Holiday parties are a great way to bring everyone together and celebrate – another year passed, your company’s wins, your employees’ successes. But as useful as they are for boosting morale, they can also be a bit tricky to navigate as a leader.
In fact, this annual tradition can result in a couple of moments that are downright uncomfortable. To help managers deal with them efficiently (so you can have fun, too), we put together this cheat sheet on how to handle the four most common situations.
Situation #1: A colleague drinks too much
While holiday parties are a great opportunity for employees to blow off some steam and celebrate the end of the year with their colleagues, when someone’s idea of fun includes having one too many, it’s time for someone to intervene. Ideally, the employee’s colleagues will be paying attention and helping the employee long before you become aware of anything.
How to handle it: First, ask the bartender to stop serving them. Second, ask them to come sit down with you and eat something. If they refuse, then you can pull them aside somewhere inconspicuous to let them know that they’ve had too much to drink and to offer to arrange a ride home for them.
Situation #2: Someone starts spouting off about politics
Talking about politics among co-workers can create tension and conflict, especially when coupled with alcohol. Not to mention being a total buzzkill at holiday parties! Here’s what to do when someone starts getting heated about current events.
How to handle it: If you hear someone saying something that is controversial or inflammatory, start from a neutral place. Casually insert yourself in the conversation and ask what the conversation is about. If they respond with the controversial topic, calmly let them know that you don’t find the topic okay to discuss among colleagues at a work event. If they don’t get the hint, pull them aside and remind them that although everyone is entitled to their beliefs, an office party isn’t the place to bring up subject that may be controversial to others. Let them know they need to talk about something else to avoid getting anyone caught up in a contentious conversation.

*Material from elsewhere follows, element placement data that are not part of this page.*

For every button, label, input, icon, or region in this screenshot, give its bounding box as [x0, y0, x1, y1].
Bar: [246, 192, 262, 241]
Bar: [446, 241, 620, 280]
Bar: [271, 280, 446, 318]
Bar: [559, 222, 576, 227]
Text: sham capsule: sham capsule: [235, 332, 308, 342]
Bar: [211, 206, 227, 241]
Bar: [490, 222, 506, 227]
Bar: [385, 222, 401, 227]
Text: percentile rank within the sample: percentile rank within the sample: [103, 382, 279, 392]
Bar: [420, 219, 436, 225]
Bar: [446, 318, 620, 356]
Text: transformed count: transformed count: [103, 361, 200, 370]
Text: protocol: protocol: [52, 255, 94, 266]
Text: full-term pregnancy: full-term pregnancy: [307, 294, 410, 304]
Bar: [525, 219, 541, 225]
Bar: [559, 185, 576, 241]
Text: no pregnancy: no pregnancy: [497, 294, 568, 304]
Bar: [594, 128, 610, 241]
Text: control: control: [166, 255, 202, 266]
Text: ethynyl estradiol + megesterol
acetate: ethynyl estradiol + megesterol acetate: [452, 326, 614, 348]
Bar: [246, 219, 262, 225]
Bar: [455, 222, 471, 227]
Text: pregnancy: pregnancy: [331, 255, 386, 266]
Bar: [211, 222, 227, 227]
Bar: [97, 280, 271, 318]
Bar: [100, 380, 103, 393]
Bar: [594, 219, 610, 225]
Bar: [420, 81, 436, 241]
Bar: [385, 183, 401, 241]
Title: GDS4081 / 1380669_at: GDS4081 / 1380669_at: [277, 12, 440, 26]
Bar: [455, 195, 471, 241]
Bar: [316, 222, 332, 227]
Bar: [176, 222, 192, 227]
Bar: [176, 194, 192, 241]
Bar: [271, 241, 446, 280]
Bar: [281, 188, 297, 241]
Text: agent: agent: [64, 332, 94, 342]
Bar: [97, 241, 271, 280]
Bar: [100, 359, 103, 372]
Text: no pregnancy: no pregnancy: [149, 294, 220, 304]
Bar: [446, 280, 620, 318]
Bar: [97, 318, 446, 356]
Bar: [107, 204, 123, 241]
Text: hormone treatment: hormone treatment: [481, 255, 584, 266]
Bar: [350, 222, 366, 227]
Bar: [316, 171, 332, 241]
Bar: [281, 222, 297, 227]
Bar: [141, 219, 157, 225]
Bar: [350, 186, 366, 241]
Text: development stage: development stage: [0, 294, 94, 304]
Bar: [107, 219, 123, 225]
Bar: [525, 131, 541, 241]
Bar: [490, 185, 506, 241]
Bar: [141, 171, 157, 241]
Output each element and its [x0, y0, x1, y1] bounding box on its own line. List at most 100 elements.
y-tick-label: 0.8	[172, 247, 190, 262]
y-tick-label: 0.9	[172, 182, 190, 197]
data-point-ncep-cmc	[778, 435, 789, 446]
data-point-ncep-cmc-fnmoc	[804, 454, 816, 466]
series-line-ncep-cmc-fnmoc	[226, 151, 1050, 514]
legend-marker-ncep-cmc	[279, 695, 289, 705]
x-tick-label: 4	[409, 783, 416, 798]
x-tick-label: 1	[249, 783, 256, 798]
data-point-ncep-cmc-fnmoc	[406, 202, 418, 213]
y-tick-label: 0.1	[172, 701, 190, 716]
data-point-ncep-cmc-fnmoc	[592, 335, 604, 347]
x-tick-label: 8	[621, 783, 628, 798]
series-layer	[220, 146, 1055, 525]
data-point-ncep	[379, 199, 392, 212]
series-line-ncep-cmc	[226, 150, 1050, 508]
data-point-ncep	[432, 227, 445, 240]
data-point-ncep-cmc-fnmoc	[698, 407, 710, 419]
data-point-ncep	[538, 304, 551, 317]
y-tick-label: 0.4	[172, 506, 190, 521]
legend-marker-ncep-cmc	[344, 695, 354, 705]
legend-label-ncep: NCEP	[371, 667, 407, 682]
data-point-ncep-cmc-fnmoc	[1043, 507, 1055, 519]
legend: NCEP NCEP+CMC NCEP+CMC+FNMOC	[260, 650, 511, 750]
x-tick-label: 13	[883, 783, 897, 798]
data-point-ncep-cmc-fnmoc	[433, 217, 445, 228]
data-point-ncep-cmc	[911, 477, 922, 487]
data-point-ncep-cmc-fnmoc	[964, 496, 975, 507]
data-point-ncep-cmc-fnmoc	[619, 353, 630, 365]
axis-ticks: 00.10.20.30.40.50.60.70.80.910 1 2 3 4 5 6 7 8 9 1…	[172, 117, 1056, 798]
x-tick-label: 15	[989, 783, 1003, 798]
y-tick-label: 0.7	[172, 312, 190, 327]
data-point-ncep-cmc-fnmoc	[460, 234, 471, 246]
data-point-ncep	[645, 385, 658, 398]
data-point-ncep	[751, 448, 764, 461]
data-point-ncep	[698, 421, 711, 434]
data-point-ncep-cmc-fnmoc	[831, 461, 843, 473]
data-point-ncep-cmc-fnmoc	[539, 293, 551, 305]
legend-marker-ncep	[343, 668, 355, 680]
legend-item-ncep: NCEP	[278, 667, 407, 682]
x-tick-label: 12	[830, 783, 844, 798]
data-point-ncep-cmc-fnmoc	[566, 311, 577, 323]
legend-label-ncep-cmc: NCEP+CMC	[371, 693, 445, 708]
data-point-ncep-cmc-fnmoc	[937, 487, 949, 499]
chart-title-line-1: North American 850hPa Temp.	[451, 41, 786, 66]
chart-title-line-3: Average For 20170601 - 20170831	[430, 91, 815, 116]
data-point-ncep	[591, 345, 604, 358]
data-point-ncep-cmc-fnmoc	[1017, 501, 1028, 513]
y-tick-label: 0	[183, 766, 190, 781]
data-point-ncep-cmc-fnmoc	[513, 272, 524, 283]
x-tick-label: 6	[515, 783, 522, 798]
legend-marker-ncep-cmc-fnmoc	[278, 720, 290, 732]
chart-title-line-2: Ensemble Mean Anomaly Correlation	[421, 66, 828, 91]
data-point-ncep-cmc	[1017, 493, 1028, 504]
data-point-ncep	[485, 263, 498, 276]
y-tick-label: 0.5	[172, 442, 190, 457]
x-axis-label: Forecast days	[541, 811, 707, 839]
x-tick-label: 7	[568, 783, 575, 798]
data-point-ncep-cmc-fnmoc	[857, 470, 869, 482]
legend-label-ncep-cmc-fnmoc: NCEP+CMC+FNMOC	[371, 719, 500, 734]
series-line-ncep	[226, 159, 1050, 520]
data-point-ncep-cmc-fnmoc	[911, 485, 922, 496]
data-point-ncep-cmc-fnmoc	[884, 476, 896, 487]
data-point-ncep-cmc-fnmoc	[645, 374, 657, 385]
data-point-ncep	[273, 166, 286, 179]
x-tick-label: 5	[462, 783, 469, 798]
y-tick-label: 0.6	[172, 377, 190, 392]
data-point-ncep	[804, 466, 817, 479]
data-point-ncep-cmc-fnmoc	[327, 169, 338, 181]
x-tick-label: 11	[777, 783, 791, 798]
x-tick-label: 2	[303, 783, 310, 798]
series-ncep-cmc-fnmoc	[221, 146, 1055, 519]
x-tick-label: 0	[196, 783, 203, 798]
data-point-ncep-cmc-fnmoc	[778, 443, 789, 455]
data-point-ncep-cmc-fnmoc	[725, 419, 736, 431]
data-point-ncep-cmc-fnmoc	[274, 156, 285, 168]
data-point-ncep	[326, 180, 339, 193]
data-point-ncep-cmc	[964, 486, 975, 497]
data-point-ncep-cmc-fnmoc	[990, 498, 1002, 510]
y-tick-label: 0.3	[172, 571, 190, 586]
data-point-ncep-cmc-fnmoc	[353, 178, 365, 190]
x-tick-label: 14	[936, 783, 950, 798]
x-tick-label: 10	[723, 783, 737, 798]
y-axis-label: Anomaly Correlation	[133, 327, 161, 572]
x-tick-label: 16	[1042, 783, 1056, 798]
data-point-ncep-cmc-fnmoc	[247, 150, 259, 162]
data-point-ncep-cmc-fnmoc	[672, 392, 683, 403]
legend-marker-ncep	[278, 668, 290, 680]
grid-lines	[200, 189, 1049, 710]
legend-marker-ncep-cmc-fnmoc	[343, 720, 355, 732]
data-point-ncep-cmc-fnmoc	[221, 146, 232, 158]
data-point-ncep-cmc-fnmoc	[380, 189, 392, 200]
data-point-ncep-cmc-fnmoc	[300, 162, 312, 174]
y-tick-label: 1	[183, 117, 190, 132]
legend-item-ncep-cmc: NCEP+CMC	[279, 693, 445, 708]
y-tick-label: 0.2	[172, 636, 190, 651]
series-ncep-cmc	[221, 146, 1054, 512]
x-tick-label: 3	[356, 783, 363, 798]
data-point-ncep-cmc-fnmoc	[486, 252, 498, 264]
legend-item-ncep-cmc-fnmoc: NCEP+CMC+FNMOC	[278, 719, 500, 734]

Situation #3: Someone is invading a coworker’s personal space
The last thing you want to happen at your holiday party is for somebody to feel bullied, intimidated, or sexually harassed. If somebody is having a hard time respecting other people’s space, then it’s time to get involved.

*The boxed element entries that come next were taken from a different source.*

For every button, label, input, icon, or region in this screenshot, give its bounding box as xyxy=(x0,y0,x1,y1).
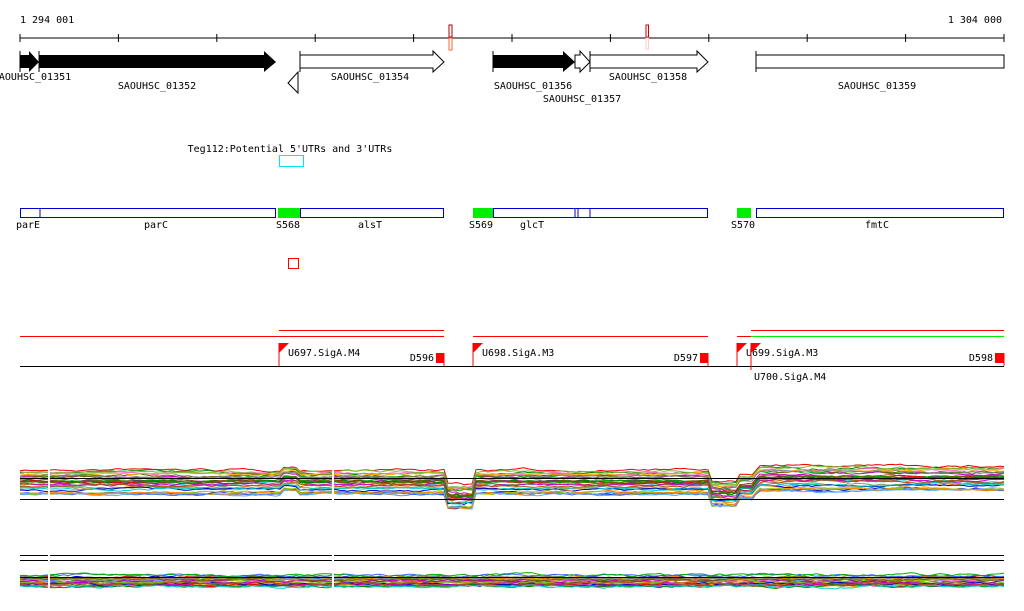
site-s570[interactable] xyxy=(737,208,751,218)
expression-line xyxy=(19,584,1005,590)
expression-line xyxy=(19,487,1005,510)
gap xyxy=(332,450,334,505)
gene-saouhsc-01351[interactable]: SAOUHSC_01351 xyxy=(0,51,71,83)
operon-label: S568 xyxy=(276,220,300,231)
term-label: D598 xyxy=(969,353,993,364)
gene-saouhsc-01359[interactable]: SAOUHSC_01359 xyxy=(755,51,1005,92)
expression-line xyxy=(19,481,1005,505)
tss-label: U698.SigA.M3 xyxy=(482,348,554,359)
operon-label: S570 xyxy=(731,220,755,231)
operon-alsT[interactable] xyxy=(300,208,444,218)
marker[interactable] xyxy=(645,24,649,38)
gene-label: SAOUHSC_01352 xyxy=(118,81,196,92)
gene-saouhsc-01352[interactable]: SAOUHSC_01352 xyxy=(38,51,276,92)
operon-glcT[interactable] xyxy=(493,208,708,218)
gene-label: SAOUHSC_01359 xyxy=(838,81,916,92)
expression-line xyxy=(19,580,1004,588)
red-marker-box[interactable] xyxy=(288,258,299,269)
expression-line xyxy=(19,479,1005,502)
gene-saouhsc-01358[interactable]: SAOUHSC_01358 xyxy=(589,49,709,83)
tss-u700[interactable]: U700.SigA.M4 xyxy=(750,343,826,383)
expression-line xyxy=(19,469,1005,492)
gap xyxy=(332,550,334,595)
gene-saouhsc-01357[interactable]: SAOUHSC_01357 xyxy=(543,49,621,105)
gene-reverse-small[interactable] xyxy=(287,70,299,95)
site-s568[interactable] xyxy=(278,208,300,218)
teg112-feature[interactable]: Teg112:Potential 5'UTRs and 3'UTRs xyxy=(188,144,393,167)
operon-label: parC xyxy=(144,220,168,231)
marker[interactable] xyxy=(645,37,649,50)
term-d598[interactable]: D598 xyxy=(969,353,1005,366)
operon-label: S569 xyxy=(469,220,493,231)
gene-label: SAOUHSC_01358 xyxy=(609,72,687,83)
operon-label: alsT xyxy=(358,220,382,231)
expression-line xyxy=(20,576,1005,582)
ruler-end-label: 1 304 000 xyxy=(948,15,1002,26)
expression-line xyxy=(19,581,1005,588)
operon-label: fmtC xyxy=(865,220,889,231)
expression-line xyxy=(20,583,1005,590)
utr-box[interactable] xyxy=(279,155,304,167)
expression-track-1 xyxy=(19,450,1005,510)
expression-track-2 xyxy=(19,550,1005,595)
term-d597[interactable]: D597 xyxy=(674,353,709,366)
marker[interactable] xyxy=(448,37,453,51)
tss-label: U699.SigA.M3 xyxy=(746,348,818,359)
gene-saouhsc-01356[interactable]: SAOUHSC_01356 xyxy=(492,51,575,92)
operon-parE-parC[interactable] xyxy=(20,208,276,218)
site-s569[interactable] xyxy=(473,208,493,218)
term-d596[interactable]: D596 xyxy=(410,353,445,366)
gene-label: SAOUHSC_01357 xyxy=(543,94,621,105)
operon-track xyxy=(20,208,1004,218)
expression-line xyxy=(19,486,1005,509)
operon-labels: parE parC S568 alsT S569 glcT S570 fmtC xyxy=(16,220,889,231)
tss-u699[interactable]: U699.SigA.M3 xyxy=(736,343,818,366)
expression-line xyxy=(19,572,1005,578)
ruler-start-label: 1 294 001 xyxy=(20,15,74,26)
gene-label: SAOUHSC_01354 xyxy=(331,72,409,83)
operon-label: parE xyxy=(16,220,40,231)
tss-u697[interactable]: U697.SigA.M4 xyxy=(278,343,360,366)
ruler-ticks xyxy=(19,34,1005,42)
operon-label: glcT xyxy=(520,220,544,231)
gap xyxy=(48,550,50,595)
gene-saouhsc-01354[interactable]: SAOUHSC_01354 xyxy=(299,49,445,83)
feature-label: Teg112:Potential 5'UTRs and 3'UTRs xyxy=(188,144,393,155)
gene-label: SAOUHSC_01351 xyxy=(0,72,71,83)
expression-line xyxy=(19,486,1005,510)
expression-line xyxy=(19,580,1005,587)
gene-track: SAOUHSC_01351 SAOUHSC_01352 SAOUHSC_0135… xyxy=(0,49,1005,105)
tss-label: U697.SigA.M4 xyxy=(288,348,360,359)
operon-fmtC[interactable] xyxy=(756,208,1004,218)
tss-label: U700.SigA.M4 xyxy=(754,372,826,383)
expression-line xyxy=(19,474,1005,497)
term-label: D597 xyxy=(674,353,698,364)
expression-line xyxy=(19,464,1005,489)
tss-u698[interactable]: U698.SigA.M3 xyxy=(472,343,554,366)
term-label: D596 xyxy=(410,353,434,364)
transcript-track: U697.SigA.M4 U698.SigA.M3 U699.SigA.M3 U… xyxy=(20,330,1005,383)
gap xyxy=(48,450,50,505)
expression-line xyxy=(19,483,1005,506)
ruler: 1 294 001 1 304 000 xyxy=(19,15,1005,51)
marker[interactable] xyxy=(448,24,453,38)
gene-label: SAOUHSC_01356 xyxy=(494,81,572,92)
expression-line xyxy=(19,486,1005,509)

How to handle it: Sending out a reminder of your company’s policies on harassment before the party can help head off anything inappropriate on the day of. Having a pre-meeting with other leaders in advance of the event to remind them of their responsibilities as supervisors and discuss strategies on how to address anything that might pop up can also be useful. The general rule is to follow the same protocol as you would if it had happened in the office.
Situation #4: Suggestive conversation
While you most likely will not be part of a conversation that starts to veer off the acceptable track, there might be a moment where you overhear something a coworker has said that’s suggestive or lewd.
How to handle it: Again, this is a situation where you’ll need to approach it as if it happened in the office. After all, your holiday party is a company-sponsored event. We suggest interrupting the conversation immediately, and speaking to the person or people involved individually about respecting appropriate boundaries at a work event. If they don’t acquiesce and recognize their misstep, ask them to leave the party right away, then follow up with this person during business hours right away, following your organization’s normal procedures in evaluating and addressing the situation.
Enjoy the party, too! Being prepared and organized is half the battle, so make sure to have a plan in place with managers about everyone taking responsibility for making sure *everyone* is enjoying the event, including you!